As Markedonov points out, Magomedov senior “was able to play the role of mediator among various centers of power in Daghestan at a not very simple period of its history – two Chechen campaigns and the appearance in the Kadar zone of ‘a special Islamic territory,’” something Mukhu Aliyev as president failed to do.
“Unlike in Chechnya or Ingushetia,” the Moscow analyst says, “’a power vertical’ is impossible in Daghestan. There are too many [competing and] intersecting interests not only ethnic but also many others including shadow business, the religious problem, and competition between local and influential ‘Moscow’ Daghestanis.”
Obviously, Mukhu Aliyev could not cope with this challenge, Markedonov continues, but does Moscow have any reason to believe that Magomedov junior will do any better? Given his father’s demographic and undoubted political skills, it is reasonable to assume that Magomedov junior will fail unless something dramatic happens.
“The drawing out of the procedure for naming [a new Daghestani president]” shows how difficult a task any new president there will face, Markedonov says.

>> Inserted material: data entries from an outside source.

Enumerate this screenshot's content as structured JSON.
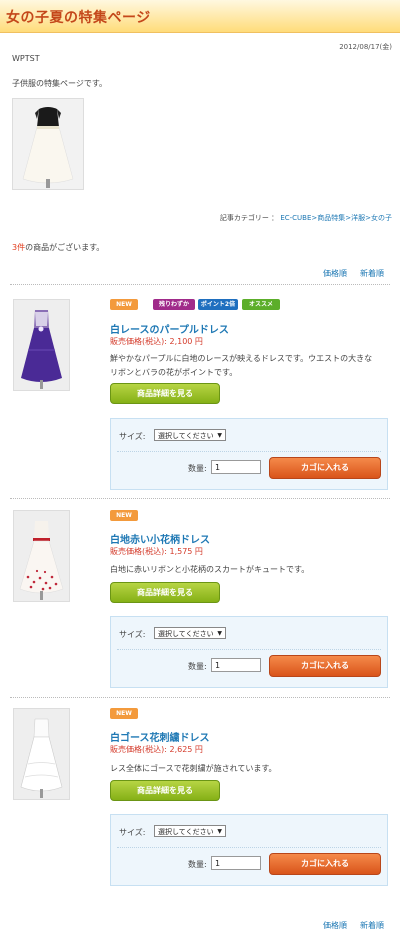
{
  "page": {
    "title": "女の子夏の特集ページ",
    "date": "2012/08/17(金)",
    "author": "WPTST",
    "intro": "子供服の特集ページです。"
  },
  "category": {
    "label": "記事カテゴリー",
    "path": "EC-CUBE>商品特集>洋服>女の子"
  },
  "listing": {
    "count_num": "3件",
    "count_text": "の商品がございます。",
    "sort_price": "価格順",
    "sort_new": "新着順"
  },
  "cart": {
    "size_label": "サイズ:",
    "size_select": "選択してください",
    "qty_label": "数量:",
    "qty_value": "1",
    "cart_button": "カゴに入れる",
    "detail_button": "商品詳細を見る"
  },
  "products": [
    {
      "badges": [
        "NEW",
        "残りわずか",
        "ポイント2倍",
        "オススメ"
      ],
      "name": "白レースのパープルドレス",
      "price_label": "販売価格(税込):",
      "price_value": "2,100 円",
      "desc_line1": "鮮やかなパープルに白地のレースが映えるドレスです。ウエストの大きな",
      "desc_line2": "リボンとバラの花がポイントです。"
    },
    {
      "badges": [
        "NEW"
      ],
      "name": "白地赤い小花柄ドレス",
      "price_label": "販売価格(税込):",
      "price_value": "1,575 円",
      "desc_line1": "白地に赤いリボンと小花柄のスカートがキュートです。"
    },
    {
      "badges": [
        "NEW"
      ],
      "name": "白ゴース花刺繍ドレス",
      "price_label": "販売価格(税込):",
      "price_value": "2,625 円",
      "desc_line1": "レス全体にゴースで花刺繍が施されています。"
    }
  ],
  "colors": {
    "title": "#c4471a",
    "link": "#1e78b4",
    "price": "#d43a2a",
    "accent_red": "#e03b1c",
    "green_button": "#85b016",
    "orange_button": "#d9541a"
  }
}
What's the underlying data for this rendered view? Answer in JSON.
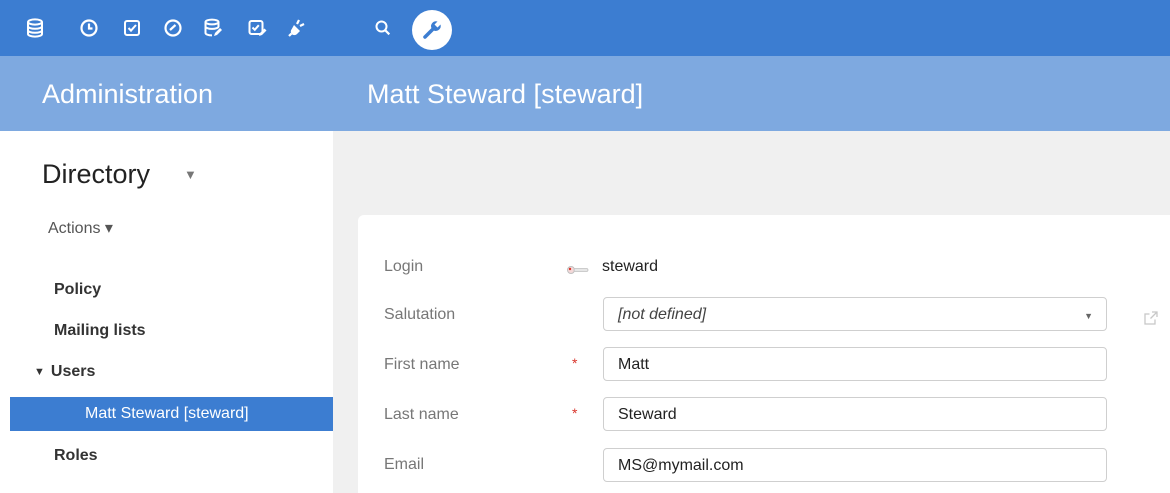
{
  "toolbar": {
    "icons": [
      "database-icon",
      "clock-icon",
      "checkbox-icon",
      "gauge-icon",
      "database-edit-icon",
      "checkbox-edit-icon",
      "plug-icon",
      "search-icon",
      "wrench-icon"
    ],
    "active_icon": "wrench-icon",
    "colors": {
      "bar": "#3c7dd1",
      "header": "#7ea9e0",
      "selected": "#3c7dd1",
      "required": "#d9342b"
    }
  },
  "header": {
    "section": "Administration",
    "title": "Matt Steward [steward]"
  },
  "sidebar": {
    "directory_label": "Directory",
    "actions_label": "Actions ▾",
    "items": [
      {
        "label": "Policy"
      },
      {
        "label": "Mailing lists"
      },
      {
        "label": "Users"
      },
      {
        "label": "Matt Steward [steward]"
      },
      {
        "label": "Roles"
      }
    ],
    "selected_item": "Matt Steward [steward]"
  },
  "form": {
    "login": {
      "label": "Login",
      "value": "steward"
    },
    "salutation": {
      "label": "Salutation",
      "value": "[not defined]"
    },
    "first_name": {
      "label": "First name",
      "value": "Matt",
      "required_mark": "*"
    },
    "last_name": {
      "label": "Last name",
      "value": "Steward",
      "required_mark": "*"
    },
    "email": {
      "label": "Email",
      "value": "MS@mymail.com"
    }
  }
}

But it shows something more: Daghestan, “perhaps more than any other subject shows the serious shortcomings of the system of appointing heads of regions that exists at present.”
The extraordinary range and diversity of interests involved in a place like Daghestan “does not allow [the powers that be] with the help of non-public mechanisms to take all of them into consideration in an adequate way,” Markedonov points out, whereas “elections would allow the Kremlin” greater flexibility and at the very least the ability to avoid responsibility.
In the short term, Magomedov almost certainly will try to calm the situation by including representatives of a greater variety of ethnic and religious groups in his government and possibly by moving back to the system that his father used so successfully for so long to keep the peace in Daghestan.
But in the longer term, especially if the violence continues or if Magomedov junior cannot copy the approach of his father for whatever reason, then his failure to get control of Daghestan could lead to more radical changes in the Russian political system, ranging from a return to electoral politics in the federal subjects to greater repression from Moscow.